Modern users are not only very savvy, but they are also empowered with information, friends who can help them cut through the clutter, and tools that give them instant and constant access to the above. When they are oversaturated with information and bombarded at every moment with ads, they have gotten to be experts at tuning everything out. Indeed, traditional advertising is like “homeless marketing,” where at best, you get a glance to get your message across. A March 2011 Forrester study further reports that “53% [of consumers] think ads are intrusive and only 21% say they trust ads.”
Even if they did see the ad, 30 seconds is not enough time to get enough information across to be meaningful any more. Hence, we see consumers flocking online to look up additional information before they buy. So what are the bits of information that people need to move closer to the purchase? What are these “missing links“? In a personal example, I’ve been 100 percent aware of the awesomeness of Apple’s operating system and computers. But my missing link is how hard it would be to make the transition to Mac OS after having been a PC user for 15 years. Nothing in a :30 TV ad, print ad, or radio ad would solve that. In another example, my missing link regarding FlyClear’s “get-through-airport-security-faster” service was who has access to my iris scans, fingerprints, and passport. None of the brochures or representatives could answer that bit of information. So in both of these examples, I ended up not buying.
So branding, done through traditional forms of one-way push advertising, does not work. First, advertisers would be lucky if target users even saw the ad. Second, telling people about your own awesomeness doesn’t make them think you’re awesome. And finally, consumers are powerful and powerfully informed, so if your product or service wasn’t already actually awesome, you don’t have a snowball’s chance in hell of making them “feel good” about your brand through shouting your message at them.
Names Have Been Changed to Protect the Innocent
In two more dramatic examples of the complete failure and irrelevance of one-way push advertising, we zero in on the business impact that they produced.
The first was a well-publicized TV campaign that featured a super hero and a super comedian. Aired before the era of YouTube, it was designed to drive people to a microsite to watch the short films (branded entertainment). But when it came to 1) the number of people actually going to the site to watch, 2) the number of people who took action as a result of the campaign, and 3) the number of people who actually became customers, let’s just say it was statistically indistinguishable from the number that means “thin air.”
The second example saw a department’s ad budget get slashed by 90 percent for an extended period of time. During that period, the number of unique users to the website was unchanged and the rate of new customers signing up was exactly identical to prior periods where 100 percent budget was being spent in all manner of push advertising.

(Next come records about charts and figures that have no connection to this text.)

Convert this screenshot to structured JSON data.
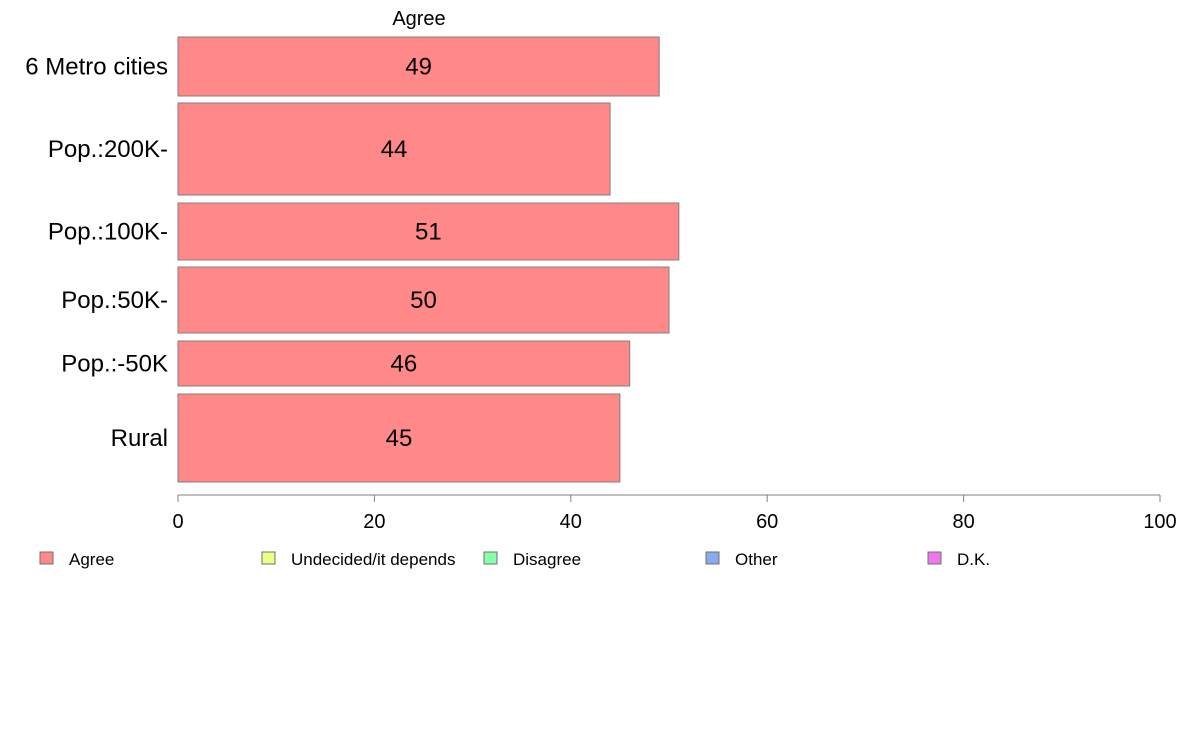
{
  "chart_data": {
    "type": "bar",
    "orientation": "horizontal",
    "title": "Agree",
    "categories": [
      "6 Metro cities",
      "Pop.:200K-",
      "Pop.:100K-",
      "Pop.:50K-",
      "Pop.:-50K",
      "Rural"
    ],
    "series": [
      {
        "name": "Agree",
        "color": "#ff8888",
        "values": [
          49,
          44,
          51,
          50,
          46,
          45
        ]
      }
    ],
    "xlim": [
      0,
      100
    ],
    "xticks": [
      0,
      20,
      40,
      60,
      80,
      100
    ],
    "grid": false,
    "legend_position": "bottom",
    "legend": [
      {
        "label": "Agree",
        "color": "#ff8888"
      },
      {
        "label": "Undecided/it depends",
        "color": "#eeff88"
      },
      {
        "label": "Disagree",
        "color": "#88ffaa"
      },
      {
        "label": "Other",
        "color": "#88aaee"
      },
      {
        "label": "D.K.",
        "color": "#ee77ee"
      }
    ]
  }
}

Finally, I have shown in a prior column how ephemeral the effect of Super Bowl ads are. Excerpting, “For example, on February 1, the day of Super Bowl XLIII, 20 of the top 100 Google searches related to ads aired during the game. On day two, it dropped to 6 out of 100. On day three, 1 out of 100. By Day four, February 4, none of the top 100 Google searches related to the ads or the advertisers.”
So, Where Do We Go From Here?
- Use TV advertising if you must; but only if you absolutely have just an awareness problem.
- Look for integrated approaches to solve more of the other scenarios that involve customers’ missing links (the bits of information they need to move expeditiously down the funnel towards the purchase).
- Go digital when you have low budgets and need high accountability and ROI and when you want to serve savvy, informed customers the way they want to be served and respected.